Nor had I, and till that point I always thought nips were a bit feckless. Maybe the VBW ones are a big spend new (if I remember right they were knocking on forty quid which made my eyes water a bit) but the Bernard ones (often on the US version of Ebay) are a lot less. See them? Check the jaws and if OK buy em.

Mine aren't actually Bernard made but they are exactly the same and most likely made under licence.

I'll get onto Vice's later as I am a bit of a fan of old English Vice's. Record, Fortis, Ajax, Parkinsons, Woden all being names to keep an eye out for though.

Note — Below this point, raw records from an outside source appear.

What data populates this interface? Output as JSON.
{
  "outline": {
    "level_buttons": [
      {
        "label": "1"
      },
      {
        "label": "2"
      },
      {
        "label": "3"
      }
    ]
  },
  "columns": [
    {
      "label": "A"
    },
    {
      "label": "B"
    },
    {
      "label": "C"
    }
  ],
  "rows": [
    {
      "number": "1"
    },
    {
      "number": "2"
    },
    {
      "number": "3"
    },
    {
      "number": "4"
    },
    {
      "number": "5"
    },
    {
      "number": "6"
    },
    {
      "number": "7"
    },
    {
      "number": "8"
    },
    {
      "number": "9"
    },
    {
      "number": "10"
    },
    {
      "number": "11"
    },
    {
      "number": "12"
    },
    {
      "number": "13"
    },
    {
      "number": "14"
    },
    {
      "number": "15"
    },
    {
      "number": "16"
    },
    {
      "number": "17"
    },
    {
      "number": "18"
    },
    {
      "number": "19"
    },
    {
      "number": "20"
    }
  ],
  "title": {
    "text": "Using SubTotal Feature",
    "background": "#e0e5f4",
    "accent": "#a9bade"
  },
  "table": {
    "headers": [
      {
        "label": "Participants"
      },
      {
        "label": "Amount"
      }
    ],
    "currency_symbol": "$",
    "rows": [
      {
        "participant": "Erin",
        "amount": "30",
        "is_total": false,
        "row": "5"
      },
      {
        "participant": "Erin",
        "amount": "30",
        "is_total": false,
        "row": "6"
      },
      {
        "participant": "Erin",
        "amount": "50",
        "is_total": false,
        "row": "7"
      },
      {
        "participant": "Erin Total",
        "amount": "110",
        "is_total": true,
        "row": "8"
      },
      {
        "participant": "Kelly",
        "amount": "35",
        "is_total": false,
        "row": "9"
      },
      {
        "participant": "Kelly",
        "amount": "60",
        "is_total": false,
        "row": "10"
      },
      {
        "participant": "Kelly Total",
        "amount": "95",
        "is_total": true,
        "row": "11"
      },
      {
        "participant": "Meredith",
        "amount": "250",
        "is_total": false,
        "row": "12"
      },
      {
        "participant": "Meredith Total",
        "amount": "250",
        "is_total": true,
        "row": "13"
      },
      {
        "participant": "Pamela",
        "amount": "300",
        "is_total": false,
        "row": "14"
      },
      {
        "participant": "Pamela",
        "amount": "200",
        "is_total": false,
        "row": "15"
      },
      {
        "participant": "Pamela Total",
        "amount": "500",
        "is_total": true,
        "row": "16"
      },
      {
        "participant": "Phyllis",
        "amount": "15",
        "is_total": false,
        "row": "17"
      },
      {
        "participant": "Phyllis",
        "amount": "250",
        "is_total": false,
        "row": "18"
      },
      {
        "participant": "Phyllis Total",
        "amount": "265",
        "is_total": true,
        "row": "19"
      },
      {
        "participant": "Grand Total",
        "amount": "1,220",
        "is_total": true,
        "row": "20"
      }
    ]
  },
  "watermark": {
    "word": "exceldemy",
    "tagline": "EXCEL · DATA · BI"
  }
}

Obviously there's better versions of those as well as every company makes their Pro range and their home-owner versions which aren't quite so hot.
 

Tjurved

Nomad
Mar 13, 2009
439
3
Sweden
The basics then the rest of the tools you gotta find the need for first or else you might get stuck in the huge big nasty tool collector swamp :). Axes, hammers, shovels, järnspett (swedish), hoes, pliers, knifes, nails, drills, rope, wire....
 

mrcharly

Bushcrafter (boy, I've got a lot to say!)
Jan 25, 2011
3,257
44
North Yorkshire, UK
When I was a stripling I did a lot of fencing. Hardwood posts (Jarrah), miles of wire.

A few tools were a godsend:

Fencing pliers (huge great 12"-handled pliers with the grunt to cut 8 gauge wire)

Strainers - horrible but necessary. Why horrible? Well, if the wire broke while you were straining up, the heavy clamp and chain bit came flying at you. Laid my brother out cold for minutes.

Post hole shovel. Proper long-handled shovel with a small spade-like blade on the end. Also great for digging trenches, you can get a good deep trench without having to make it too wide.

2-stroke petrol auger-bit drill. Yeah, we could have used a bit and brace, but have you ever drilled jarrah?